Context Length

The concept of context length is vital and many of the setbacks people face are due to LLMs not being capable of handling more than a set number of tokens in memory. The token context length is a moving window of what can be considered ‘total conversational memory’. Let’s say an LLM can handle 2,000 words total. Your prompt contains all the important instructions and is around 500 words. After a few messages exchanged in the chat interface, the chat is now 2,100 words. The first 100 words of your prompt simply no longer exist, the model can only continue based on the last 2,000 words. This can have negligible impact or it can be devastating on subsequent output quality, depending on what was in those first 100 words.

GAIR_Context_Window

This is a problem because Chat GPT for instance never alerts the user that the maximum number of tokens are in use, which can lead to confusion and frustration as to why your original instructions are no longer being followed.

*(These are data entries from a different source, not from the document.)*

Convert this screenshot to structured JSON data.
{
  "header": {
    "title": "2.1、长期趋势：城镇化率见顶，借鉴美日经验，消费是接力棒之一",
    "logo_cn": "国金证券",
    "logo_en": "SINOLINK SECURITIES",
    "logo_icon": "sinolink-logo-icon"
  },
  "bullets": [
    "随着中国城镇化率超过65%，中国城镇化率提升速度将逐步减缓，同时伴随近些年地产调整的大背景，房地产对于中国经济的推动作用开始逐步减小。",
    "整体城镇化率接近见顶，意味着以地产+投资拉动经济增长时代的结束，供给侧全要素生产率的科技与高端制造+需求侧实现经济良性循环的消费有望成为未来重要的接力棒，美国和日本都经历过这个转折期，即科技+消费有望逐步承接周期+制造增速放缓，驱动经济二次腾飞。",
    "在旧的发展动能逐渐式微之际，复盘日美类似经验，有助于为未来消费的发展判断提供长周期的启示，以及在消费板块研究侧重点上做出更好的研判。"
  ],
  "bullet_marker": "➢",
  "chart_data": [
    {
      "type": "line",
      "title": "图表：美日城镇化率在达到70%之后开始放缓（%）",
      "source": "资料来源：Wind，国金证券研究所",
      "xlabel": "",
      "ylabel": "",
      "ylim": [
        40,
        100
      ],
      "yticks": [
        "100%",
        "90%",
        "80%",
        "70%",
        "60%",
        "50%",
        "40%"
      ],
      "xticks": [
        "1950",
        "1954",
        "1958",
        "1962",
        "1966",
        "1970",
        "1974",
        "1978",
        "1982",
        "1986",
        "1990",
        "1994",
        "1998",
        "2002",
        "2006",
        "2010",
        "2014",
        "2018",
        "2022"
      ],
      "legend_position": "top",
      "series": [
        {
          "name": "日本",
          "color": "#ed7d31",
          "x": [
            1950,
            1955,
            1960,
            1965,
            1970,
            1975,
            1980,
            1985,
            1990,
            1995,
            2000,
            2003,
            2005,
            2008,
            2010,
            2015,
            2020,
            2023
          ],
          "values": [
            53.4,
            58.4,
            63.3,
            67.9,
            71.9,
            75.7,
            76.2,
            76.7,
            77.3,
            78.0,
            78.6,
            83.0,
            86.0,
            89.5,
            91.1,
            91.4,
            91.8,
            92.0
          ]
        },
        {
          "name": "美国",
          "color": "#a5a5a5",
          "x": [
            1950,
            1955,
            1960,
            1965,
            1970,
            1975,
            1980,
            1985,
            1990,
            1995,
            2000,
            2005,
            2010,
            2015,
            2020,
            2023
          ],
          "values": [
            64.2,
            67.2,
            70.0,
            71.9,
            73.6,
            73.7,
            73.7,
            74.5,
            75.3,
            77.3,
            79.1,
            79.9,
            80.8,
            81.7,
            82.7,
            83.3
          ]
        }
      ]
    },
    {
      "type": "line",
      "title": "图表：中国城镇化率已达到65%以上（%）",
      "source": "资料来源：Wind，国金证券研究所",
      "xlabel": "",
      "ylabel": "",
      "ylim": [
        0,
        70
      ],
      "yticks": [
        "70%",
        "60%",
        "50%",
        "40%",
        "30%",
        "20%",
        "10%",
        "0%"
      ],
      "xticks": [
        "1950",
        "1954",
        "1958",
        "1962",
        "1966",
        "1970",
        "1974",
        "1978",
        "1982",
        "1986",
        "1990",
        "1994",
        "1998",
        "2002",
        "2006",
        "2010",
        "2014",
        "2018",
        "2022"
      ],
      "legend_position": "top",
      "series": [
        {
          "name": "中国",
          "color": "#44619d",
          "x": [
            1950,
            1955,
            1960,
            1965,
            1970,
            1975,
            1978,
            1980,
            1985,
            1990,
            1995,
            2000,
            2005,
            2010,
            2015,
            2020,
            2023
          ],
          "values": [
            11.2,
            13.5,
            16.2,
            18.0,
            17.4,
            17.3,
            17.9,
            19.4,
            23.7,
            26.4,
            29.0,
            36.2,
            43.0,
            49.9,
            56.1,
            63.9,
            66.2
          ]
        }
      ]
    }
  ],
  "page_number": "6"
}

Even though since November 2023 the Chat GPT Plus / Team plan (using GPT4 and later models) has a total context length of 32,000 tokens (around 20,000 words give or take), in practice it still struggles with longer texts and is more prone to misunderstanding or 'hallucinating'. Problems are inevitable given the ambiguity of prompts, implied context that the user might think is obvious but the LLM isn’t aware of, and the vast scale of text at which to direct its focus - often on multiple different parts - when responding.

The more you can break up tasks so that the total scale of information needed is a few thousand words, the better quality the results. The diagram below illustrates the value of breaking up tasks into chunks to maintain higher quality:

GAIR_ContextQuality

The Claude 3 and 3.5 models permit up to 200,000 tokens of context and are usually more adept at working effectively with large contexts compared with GPT4/4o, but it's still always going to be tricky to get an LLM to focus and maintain high quality outputs with masses of texts. Google's Gemini 1.5 boasts an impressively accurate 1 million token context window, though early testing suggests it’s better for simple information retrieval with explicit prompting rather than more advanced interpretation that might require intelligent interpretation and synthesis of disparate sections of text/s provided.

In April 2024, papers published associated with Google and Meta independently claimed to have developed novel methods that could theoretically permit ‘unlimited’ context windows for LLMs. The papers used much smaller models so how effective these can be with established LLMs that exhibit advanced reasoning remains to be seen. But if a future generative AI model is able to intelligently and accurately handle tens of millions of tokens and output the same quality as the current best LLMs can with a few thousand words, it could transform (and perhaps devastate) not only academia but knowledge work generally. Tens of millions of tokens could cover several years' worth of emails and local documents or an entire course reading list. Until any model emerges that has that capability though, breaking up generative AI tasks into smaller mangable chunks produces much better results and is the recommended approach.